All’Europa (intesa come chi comanda in Europa) va quindi a pennello che l’Italia rimanga in decadenza, senza mai affondare davvero, ma senza mai alzare la testa.
Anche in questo caso, poche novità e poche sorprese: dalla caduta dell’Impero Romano d’Occidente (e non è un modo di dire), il Bel Paese è stato continuamente invaso dagli eserciti stranieri: spagnoli, francesi, tedeschi, austriaci hanno saccheggiato e signoreggiato in Italia per secoli, approfittando delle divisioni interne e dell’individualismo degli italiani di cui si è scritto sopra e che Goethe rilevava. Oggi non si tratta di eserciti armati di alabarde e cannoni, bensì di grandi compagnie straniere che si stanno comprando l’Italia pezzo dopo pezzo, un esempio facile, facile: Ryanair e Lufthansa sono divenute, di fatto, le compagnie aeree italiane.
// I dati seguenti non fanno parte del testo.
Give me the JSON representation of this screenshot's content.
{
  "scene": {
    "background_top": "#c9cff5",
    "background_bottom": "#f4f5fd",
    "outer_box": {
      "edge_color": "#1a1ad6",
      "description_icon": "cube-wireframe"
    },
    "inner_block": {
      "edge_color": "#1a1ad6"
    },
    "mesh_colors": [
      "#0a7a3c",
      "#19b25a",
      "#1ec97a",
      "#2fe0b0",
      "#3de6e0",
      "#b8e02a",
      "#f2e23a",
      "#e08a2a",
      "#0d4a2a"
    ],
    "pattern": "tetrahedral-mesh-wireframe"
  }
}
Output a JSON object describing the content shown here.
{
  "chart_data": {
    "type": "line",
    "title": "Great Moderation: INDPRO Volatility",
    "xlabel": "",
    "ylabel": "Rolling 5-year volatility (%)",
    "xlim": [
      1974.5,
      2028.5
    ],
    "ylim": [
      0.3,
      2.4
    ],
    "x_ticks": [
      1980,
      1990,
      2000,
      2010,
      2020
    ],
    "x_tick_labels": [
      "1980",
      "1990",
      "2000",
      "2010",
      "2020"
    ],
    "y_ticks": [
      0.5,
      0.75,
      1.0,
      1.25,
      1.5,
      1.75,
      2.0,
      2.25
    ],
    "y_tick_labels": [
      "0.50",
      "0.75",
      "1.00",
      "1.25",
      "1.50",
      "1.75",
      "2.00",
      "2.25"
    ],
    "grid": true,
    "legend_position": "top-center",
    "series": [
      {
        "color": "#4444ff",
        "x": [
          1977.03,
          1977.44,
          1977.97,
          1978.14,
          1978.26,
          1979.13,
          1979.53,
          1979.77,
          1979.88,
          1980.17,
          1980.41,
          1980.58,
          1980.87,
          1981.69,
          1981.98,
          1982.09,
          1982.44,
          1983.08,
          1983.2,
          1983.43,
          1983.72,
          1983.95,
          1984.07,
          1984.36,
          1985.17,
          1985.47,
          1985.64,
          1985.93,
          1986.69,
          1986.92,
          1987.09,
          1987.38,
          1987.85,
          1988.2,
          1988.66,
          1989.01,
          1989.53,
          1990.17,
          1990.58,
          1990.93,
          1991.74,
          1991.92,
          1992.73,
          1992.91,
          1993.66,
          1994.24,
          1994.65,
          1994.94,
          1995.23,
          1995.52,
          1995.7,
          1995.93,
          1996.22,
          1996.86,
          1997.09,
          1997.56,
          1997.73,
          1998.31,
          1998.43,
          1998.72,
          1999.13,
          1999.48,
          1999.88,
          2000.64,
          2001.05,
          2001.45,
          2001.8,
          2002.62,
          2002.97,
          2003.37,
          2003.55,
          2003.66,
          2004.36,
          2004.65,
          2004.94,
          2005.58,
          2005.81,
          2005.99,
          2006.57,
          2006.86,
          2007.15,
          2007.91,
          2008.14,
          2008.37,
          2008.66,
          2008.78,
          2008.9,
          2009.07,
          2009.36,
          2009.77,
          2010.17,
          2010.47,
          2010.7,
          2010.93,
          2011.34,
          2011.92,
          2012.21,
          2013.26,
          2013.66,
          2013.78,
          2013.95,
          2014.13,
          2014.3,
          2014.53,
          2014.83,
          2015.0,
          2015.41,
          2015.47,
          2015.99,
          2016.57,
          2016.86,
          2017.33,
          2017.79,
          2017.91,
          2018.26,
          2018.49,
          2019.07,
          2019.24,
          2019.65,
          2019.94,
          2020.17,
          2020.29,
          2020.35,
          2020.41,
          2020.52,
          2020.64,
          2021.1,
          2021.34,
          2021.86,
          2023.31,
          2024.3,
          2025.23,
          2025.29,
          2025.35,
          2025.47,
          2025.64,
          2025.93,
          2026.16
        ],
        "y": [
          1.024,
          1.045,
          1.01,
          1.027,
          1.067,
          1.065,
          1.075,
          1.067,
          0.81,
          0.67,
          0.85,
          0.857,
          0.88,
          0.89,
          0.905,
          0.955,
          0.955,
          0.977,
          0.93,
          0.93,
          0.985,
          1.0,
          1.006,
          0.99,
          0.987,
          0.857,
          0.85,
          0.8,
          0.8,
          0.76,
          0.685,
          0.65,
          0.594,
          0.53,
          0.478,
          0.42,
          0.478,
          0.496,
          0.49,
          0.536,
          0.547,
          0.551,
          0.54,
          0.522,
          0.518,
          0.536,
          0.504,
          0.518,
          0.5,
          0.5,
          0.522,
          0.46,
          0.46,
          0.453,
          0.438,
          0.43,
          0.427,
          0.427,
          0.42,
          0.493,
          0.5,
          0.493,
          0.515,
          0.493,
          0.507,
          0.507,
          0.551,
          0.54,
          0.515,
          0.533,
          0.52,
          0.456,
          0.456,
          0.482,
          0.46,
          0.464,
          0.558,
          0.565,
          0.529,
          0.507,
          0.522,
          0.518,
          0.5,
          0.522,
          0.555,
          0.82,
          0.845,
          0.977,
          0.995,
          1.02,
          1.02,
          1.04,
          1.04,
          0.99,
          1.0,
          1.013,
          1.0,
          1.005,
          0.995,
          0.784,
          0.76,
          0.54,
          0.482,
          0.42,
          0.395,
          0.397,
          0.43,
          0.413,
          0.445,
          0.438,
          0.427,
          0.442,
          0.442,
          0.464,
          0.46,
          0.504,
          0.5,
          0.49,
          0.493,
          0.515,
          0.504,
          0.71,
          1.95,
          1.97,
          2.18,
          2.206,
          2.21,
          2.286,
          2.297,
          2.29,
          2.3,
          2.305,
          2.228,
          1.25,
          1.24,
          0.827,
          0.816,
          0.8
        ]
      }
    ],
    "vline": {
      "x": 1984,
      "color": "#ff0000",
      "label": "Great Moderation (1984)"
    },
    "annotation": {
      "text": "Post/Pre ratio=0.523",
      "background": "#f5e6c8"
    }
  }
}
In questo “nuovo Sud europeo”, ricattato dalle mafie o da chi con le mafie viene a patti, dove non si vuole e non si riesce ad escludere dal governo un personaggio come Berlusconi, in cui le “anomalie” della democrazia sono evidentemente la norma, i cambiamenti saranno sempre più rari, starà relativamente bene chi ha e avrà garantiti alcuni privilegi e le persone di valore, con voglia di fare e cambiare saranno sempre più spinte ad andarsene o a doversi confrontare con condizioni inadeguate. Mentre il mondo “accadrà altrove”, potremo però sempre farci un aperitivo (lungo “of course”!) davanti al mare e goderci un bel cappuccino la mattina al bar; per me con poca schiuma e bello caldo, grazie!